В очередной раз удивившись необычным увлечениям княжеской жены, я пробормотала:
– Интересная у тебя мать.
Миролюб вздохнул, потом пнул деревянный кругляш, некстати оказавшийся у него под ногой, и потревоженные шумом волчата тут же запищали.
– Пойдем. – Он потянул меня оттуда.
Оказалось, что Добронега с князем отошли от нас на приличное расстояние и тот, говоря ей что-то, указывал куда-то за вольер.
– Твоя мать будет не против, что они… – я задумалась, как лучше это сказать, и закончила: – Вдвоем остались?
Миролюб пожал плечами:
– Может, и против, только кто же что сделает?
– Мы можем пойти к ним, – добавила я.
– Если хочешь, пойдем, – тут же откликнулся он, однако не сделал ни шага в ту сторону.
– Расскажи о матери, – попросила я.
Миролюб нахмурился, посмотрел куда-то за мое плечо, а потом снова вздохнул.
– Как меня от кваров забрали, мать… – Он замолчал, подбирая слова. Молчал довольно долго. Когда я уже открыла было рот, чтобы задать какой-нибудь наводящий вопрос, он наконец произнес: – Заболела. Долго болела она. Душевной болезнью. О том не говорят здесь, – добавил он так, словно допускал мысль, что я пойду кому-нибудь рассказывать.
– Я никому не скажу, – быстро откликнулась я.
– Знаю, потому и сказываю, – ответил Миролюб, однако нахмурился еще сильнее. – С той поры у нее много странных забав. Сад этот, собаки…
– Сад красивый, – сказала я в защиту Милонеги. Мне отчего-то стало ее очень жалко.

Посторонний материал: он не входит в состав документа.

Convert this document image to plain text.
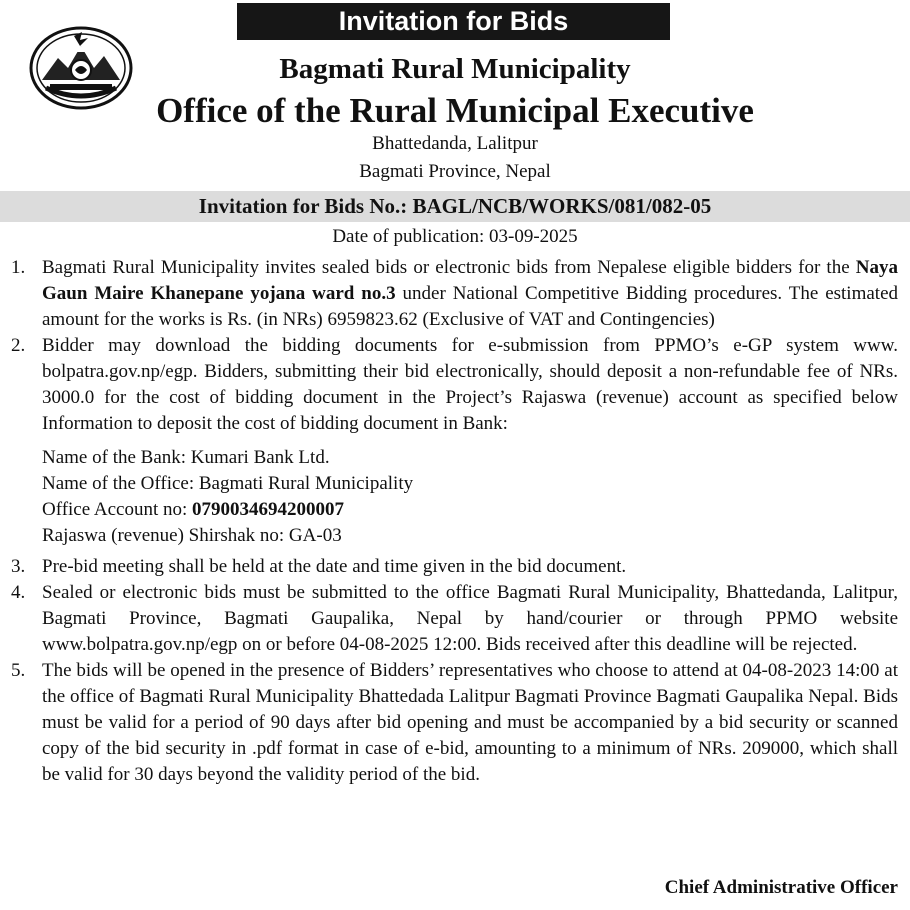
Invitation for Bids
Bagmati Rural Municipality
Office of the Rural Municipal Executive
Bhattedanda, Lalitpur
Bagmati Province, Nepal
Invitation for Bids No.: BAGL/NCB/WORKS/081/082-05
Date of publication: 03-09-2025
1. Bagmati Rural Municipality invites sealed bids or electronic bids from Nepalese eligible bidders for the Naya Gaun Maire Khanepane yojana ward no.3 under National Competitive Bidding procedures. The estimated amount for the works is Rs. (in NRs) 6959823.62 (Exclusive of VAT and Contingencies)
2. Bidder may download the bidding documents for e-submission from PPMO’s e-GP system www. bolpatra.gov.np/egp. Bidders, submitting their bid electronically, should deposit a non-refundable fee of NRs. 3000.0 for the cost of bidding document in the Project’s Rajaswa (revenue) account as specified below Information to deposit the cost of bidding document in Bank:
Name of the Bank: Kumari Bank Ltd.
Name of the Office: Bagmati Rural Municipality
Office Account no: 0790034694200007
Rajaswa (revenue) Shirshak no: GA-03
3. Pre-bid meeting shall be held at the date and time given in the bid document.
4. Sealed or electronic bids must be submitted to the office Bagmati Rural Municipality, Bhattedanda, Lalitpur, Bagmati Province, Bagmati Gaupalika, Nepal by hand/courier or through PPMO website www.bolpatra.gov.np/egp on or before 04-08-2025 12:00. Bids received after this deadline will be rejected.
5. The bids will be opened in the presence of Bidders’ representatives who choose to attend at 04-08-2023 14:00 at the office of Bagmati Rural Municipality Bhattedada Lalitpur Bagmati Province Bagmati Gaupalika Nepal. Bids must be valid for a period of 90 days after bid opening and must be accompanied by a bid security or scanned copy of the bid security in .pdf format in case of e-bid, amounting to a minimum of NRs. 209000, which shall be valid for 30 days beyond the validity period of the bid.
Chief Administrative Officer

– Красивый, кто ж спорит… – пробормотал Миролюб. – Расскажи, что в дороге было? – внезапно сменил он тему, и, подняв на него взгляд, я увидела, что его лицо изменилось до неузнаваемости. Исчезла морщинка – отражение его сострадания к матери, исчезла задумчивость, взгляд стал цепким, требовательным.
– Ты о нападении? – спросила я.
– Было нападение? – тут же уточнил Миролюб.
Говорил он сейчас резко, отрывисто.
– Я не знаю, я в повозке была. Просто слышала голоса. Кто-то разговаривал, кричали, свистели, а потом… ничего не было.
– Так было или не было? – терпеливо повторил княжич.
– Не было, – эхом откликнулась я.
– Ты видела, что хванец с ними разговаривал?
– Нет. Только слышала, и он подтвердил на привале, когда Бран его расспрашивал.
– На каком языке он с чужаками говорил?
Я поежилась, несмотря на теплый плащ, и поплотнее закуталась в его полы.
– Он сказал, что на кварском.
– На кварском, значит. – Миролюб закусил губу, словно размышляя. – А еще что-то чудное было?
Да уж. Я здесь однозначно не дама сердца, а источник информации. Перед глазами встала картина, как Альгидрас разжигал костер из абсолютно сырых веток, однако я медленно покачала головой:
– Нет, больше ничего не было.
– Совсем-совсем? – спросил Миролюб так, будто совершенно точно знал, что я вру.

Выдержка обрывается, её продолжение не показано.